Jack Landis stared down at the Alamo. Christ, he thought, I know how those poor bastards must have felt. And what if it ain’t Hathaway who has Polly? What if it’s the Justice Department? Or worse, “60 Minutes.” Goddamn, that ancient capon Mike Wallace would just love to spend a few of those sixty minutes with Polly Paget.
And so would I, Jack thought. Speaking of low dogs, so would I.
He missed going to bed with Polly. Polly was wild in bed, just wild. She would do things … just do things without thought or calculation that just made him crazy. That red hair whipping around, and those crazy green eyes sparkling …

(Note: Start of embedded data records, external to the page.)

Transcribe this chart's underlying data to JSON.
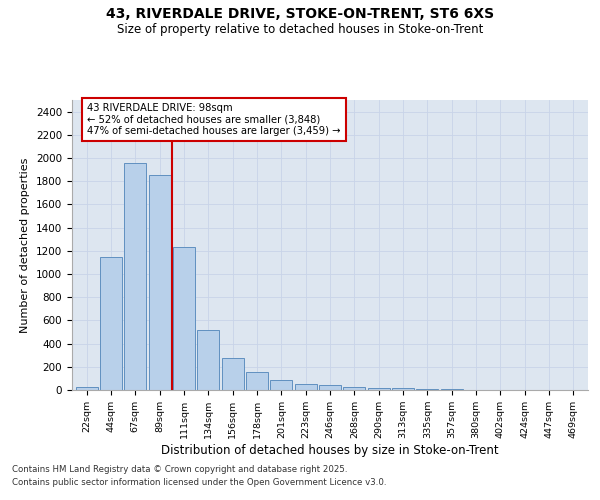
{
  "title1": "43, RIVERDALE DRIVE, STOKE-ON-TRENT, ST6 6XS",
  "title2": "Size of property relative to detached houses in Stoke-on-Trent",
  "xlabel": "Distribution of detached houses by size in Stoke-on-Trent",
  "ylabel": "Number of detached properties",
  "categories": [
    "22sqm",
    "44sqm",
    "67sqm",
    "89sqm",
    "111sqm",
    "134sqm",
    "156sqm",
    "178sqm",
    "201sqm",
    "223sqm",
    "246sqm",
    "268sqm",
    "290sqm",
    "313sqm",
    "335sqm",
    "357sqm",
    "380sqm",
    "402sqm",
    "424sqm",
    "447sqm",
    "469sqm"
  ],
  "values": [
    25,
    1150,
    1960,
    1850,
    1230,
    515,
    275,
    155,
    90,
    50,
    40,
    25,
    20,
    15,
    5,
    5,
    3,
    2,
    2,
    2,
    2
  ],
  "bar_color": "#b8d0ea",
  "bar_edge_color": "#6090c0",
  "vline_x": 3.5,
  "vline_color": "#cc0000",
  "annotation_text": "43 RIVERDALE DRIVE: 98sqm\n← 52% of detached houses are smaller (3,848)\n47% of semi-detached houses are larger (3,459) →",
  "annotation_box_color": "#cc0000",
  "ylim": [
    0,
    2500
  ],
  "yticks": [
    0,
    200,
    400,
    600,
    800,
    1000,
    1200,
    1400,
    1600,
    1800,
    2000,
    2200,
    2400
  ],
  "grid_color": "#c8d4e8",
  "bg_color": "#dde6f0",
  "footer1": "Contains HM Land Registry data © Crown copyright and database right 2025.",
  "footer2": "Contains public sector information licensed under the Open Government Licence v3.0."
}
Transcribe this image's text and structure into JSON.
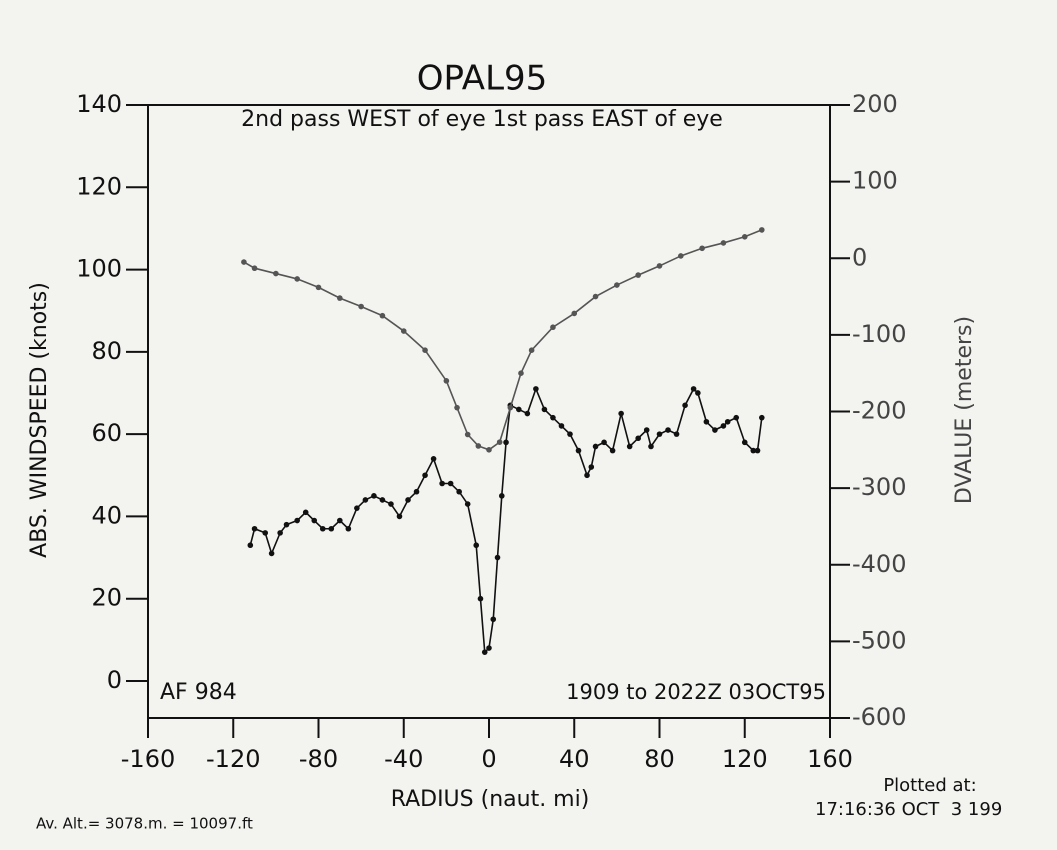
{
  "chart_data": {
    "type": "line",
    "title": "OPAL95",
    "subtitle": "2nd pass WEST of eye 1st pass EAST of eye",
    "xlabel": "RADIUS (naut. mi)",
    "ylabel": "ABS. WINDSPEED (knots)",
    "y2label": "DVALUE (meters)",
    "annotations": [
      "AF 984",
      "1909 to 2022Z 03OCT95",
      "Av. Alt.= 3078.m. = 10097.ft",
      "Plotted at:",
      "17:16:36 OCT  3 199"
    ],
    "xlim": [
      -160,
      160
    ],
    "xticks": [
      -160,
      -120,
      -80,
      -40,
      0,
      40,
      80,
      120,
      160
    ],
    "ylim": [
      -9,
      140
    ],
    "yticks": [
      0,
      20,
      40,
      60,
      80,
      100,
      120,
      140
    ],
    "y2lim": [
      -600,
      200
    ],
    "y2ticks": [
      -600,
      -500,
      -400,
      -300,
      -200,
      -100,
      0,
      100,
      200
    ],
    "series": [
      {
        "color": "#111111",
        "axis": "y",
        "x": [
          -112,
          -110,
          -105,
          -102,
          -98,
          -95,
          -90,
          -86,
          -82,
          -78,
          -74,
          -70,
          -66,
          -62,
          -58,
          -54,
          -50,
          -46,
          -42,
          -38,
          -34,
          -30,
          -26,
          -22,
          -18,
          -14,
          -10,
          -6,
          -4,
          -2,
          0,
          2,
          4,
          6,
          8,
          10,
          14,
          18,
          22,
          26,
          30,
          34,
          38,
          42,
          46,
          48,
          50,
          54,
          58,
          62,
          66,
          70,
          74,
          76,
          80,
          84,
          88,
          92,
          96,
          98,
          102,
          106,
          110,
          112,
          116,
          120,
          124,
          126,
          128
        ],
        "values": [
          33,
          37,
          36,
          31,
          36,
          38,
          39,
          41,
          39,
          37,
          37,
          39,
          37,
          42,
          44,
          45,
          44,
          43,
          40,
          44,
          46,
          50,
          54,
          48,
          48,
          46,
          43,
          33,
          20,
          7,
          8,
          15,
          30,
          45,
          58,
          67,
          66,
          65,
          71,
          66,
          64,
          62,
          60,
          56,
          50,
          52,
          57,
          58,
          56,
          65,
          57,
          59,
          61,
          57,
          60,
          61,
          60,
          67,
          71,
          70,
          63,
          61,
          62,
          63,
          64,
          58,
          56,
          56,
          64
        ]
      },
      {
        "color": "#555555",
        "axis": "y2",
        "x": [
          -115,
          -110,
          -100,
          -90,
          -80,
          -70,
          -60,
          -50,
          -40,
          -30,
          -20,
          -15,
          -10,
          -5,
          0,
          5,
          10,
          15,
          20,
          30,
          40,
          50,
          60,
          70,
          80,
          90,
          100,
          110,
          120,
          128
        ],
        "values": [
          -5,
          -13,
          -20,
          -27,
          -38,
          -52,
          -63,
          -75,
          -95,
          -120,
          -160,
          -195,
          -230,
          -245,
          -250,
          -240,
          -195,
          -150,
          -120,
          -90,
          -72,
          -50,
          -35,
          -22,
          -10,
          3,
          13,
          20,
          28,
          37
        ]
      }
    ]
  }
}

Not like Canned-Ice, who tried hard, Lord knows. But that was just it. Everything Candy ever did in the bedroom, you thought she read in some magazine or book or something. You could almost hear her thinking about “technique.” She brought all the spontaneity of a metronome into the bedroom.
Candice Hermione Landis looked at her husband and knew what he was thinking.
Jackson Hood Landis had grown up in poverty in East Texas and was scared to death of going back to either one. Candice herself had grown up in middle-class Beaumont, where her minister father made just enough money to send her to SMU before he died of a heart attack. Her mama thought that she was definitely marrying down when Candice took the vows with a salesman like Jack Landis, but Candice loved him, so that was that.